After recording its first two cases of bovine spongiform encephalopathy (BSE) in the northwestern region of Galicia, Spain is to revamp its outdated national zoonosis surveillance program. The country joins a growing number of others in Europe that is confronting BSE as a potential public health threat (Nature Med. 6, 1301; 2000).

Until last month, samples of cattle brain have been sent to the UK for immunohistochemical analysis, but following public complaints from leading veterinarian Juan Badiola of the University of Zaragoza that government laboratory resources are inadequate, the Spanish cabinet has approved a special budget of Ptas 2.42 billion (US $13 million) to purchase 546,000 western-blot kits made by the Swiss-based company, Prionics, that can detect prions in brain and spinal cord tissue within hours. The government plans to extend analysis to around 350,000 animals.

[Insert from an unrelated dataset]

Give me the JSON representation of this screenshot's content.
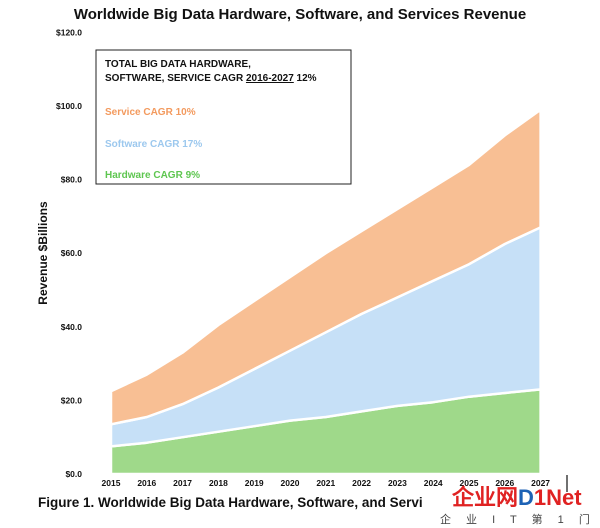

Other measures include updating laboratories at slaughterhouses and training personnel to carry out testing at a cost of Ptas 3.5 million per lab, corpse retrieval costing Ptas 9 billion and removal and destruction of bovine specific risk materials (SRM) at a cost of Ptas 3.5 billion. All EU countries were compelled to destroy SRM as of 1 October, but the logistics of how Spain will cope with the task with only five incinerator companies is causing concern.

Markus Moser, co-founder of the University of Zürich-based spin-off, Prionics AG, told Nature Medicine that sales of the company's kits have increased exponentially following the identification of BSE in German cattle at the end of November. Moser anticipates “sales of kits in excess of one million per year.”